Publié le 5 novembre 2015 à  21h37 - Dernière mise à  jour le 27 octobre 2022 à  20h43

Seul en scène, faisant les cent pas dans une sorte de manteau bleu Lorenzaccio attend que le noir se fasse et que le spectacle commence. Puis, au signal que tout est fin prêt, il ôte son pardessus et se lance dans une danse très déjantée habillé d’habits moulants aux couleurs criardes. Nous voilà prévenus ! Catherine Marnas qui met en scène la pièce de Musset a choisi de dépoussiérer l’ensemble, d’y ajouter musiques et chorégraphies psychédéliques et surtout, on va très vite s’en rendre compte, d’insister sur l’aspect politique de la pièce.

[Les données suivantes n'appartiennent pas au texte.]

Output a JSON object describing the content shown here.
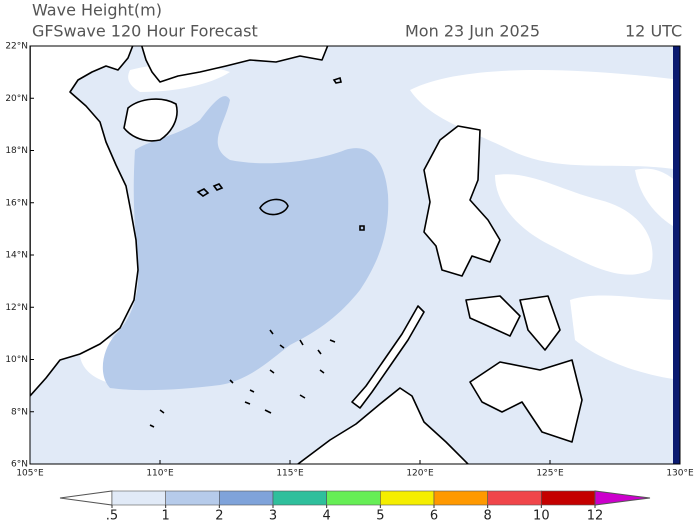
{
  "header": {
    "title": "Wave Height(m)",
    "subtitle": "GFSwave 120 Hour Forecast",
    "date": "Mon 23 Jun 2025",
    "time": "12 UTC"
  },
  "map": {
    "lonlim": [
      105,
      130
    ],
    "latlim": [
      6,
      22
    ],
    "lon_ticks": [
      {
        "value": 105,
        "label": "105°E"
      },
      {
        "value": 110,
        "label": "110°E"
      },
      {
        "value": 115,
        "label": "115°E"
      },
      {
        "value": 120,
        "label": "120°E"
      },
      {
        "value": 125,
        "label": "125°E"
      },
      {
        "value": 130,
        "label": "130°E"
      }
    ],
    "lat_ticks": [
      {
        "value": 6,
        "label": "6°N"
      },
      {
        "value": 8,
        "label": "8°N"
      },
      {
        "value": 10,
        "label": "10°N"
      },
      {
        "value": 12,
        "label": "12°N"
      },
      {
        "value": 14,
        "label": "14°N"
      },
      {
        "value": 16,
        "label": "16°N"
      },
      {
        "value": 18,
        "label": "18°N"
      },
      {
        "value": 20,
        "label": "20°N"
      },
      {
        "value": 22,
        "label": "22°N"
      }
    ]
  },
  "colorbar": {
    "levels": [
      {
        "value": 0.5,
        "label": ".5"
      },
      1,
      2,
      3,
      4,
      5,
      6,
      8,
      10,
      12
    ],
    "colors": [
      "#ffffff",
      "#e1eaf7",
      "#b6cbea",
      "#7fa3da",
      "#2fbf9c",
      "#66ee55",
      "#f5ee00",
      "#ff9900",
      "#f0464a",
      "#c40000",
      "#cc00cc"
    ]
  }
}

Vincent Dissez (Lorenzaccio) ©Pierre Grobois
Vincent Dissez (Lorenzaccio) ©Pierre Grobois

Nécessitant de nombreux changements de décors, construite autour d’une multitude de personnages, Lorenzaccio écrit en 1834 ne fut monté au théâtre qu’à partir de 1896 au moment où Sarah Bernhard endossa le rôle titre, et ouvrit la voie à des interprétations strictement romantiques durant lesquelles le héros de Musset était joué par des femmes. Il faudra attendre Jean Vilar et son adaptation pour Gérard Philipe courant 1952 pour que soit mis en avant l’aspect politique du sujet. C’est vers cette lecture que tend le projet de Catherine Marnas dont la mise en scène décrit avec minutie le combat de Lorenzo (sorte de frère de Hamlet surnommé Lorenzaccio) contre le pouvoir autoritaire d’Alexandre de Médicis. Devenu par stratégie d’approche son complice dans l’accomplissement de ses basses œuvres, il tuera ce duc sanguinaire suppléant ainsi l’inefficacité des Républicains emmenés par Strozzi, libérant Florence de sa vilenie sans empêcher que le cardinal Cibo, (le vrai vainqueur de la pièce), impose un nouveau tyran. Mourant dans des circonstances troubles mais, sachant très bien qu’il en sera ainsi, Lorenzaccio incarne le désenchantement moral de ceux qui croient que les idéaux de vertu peuvent triompher du mal.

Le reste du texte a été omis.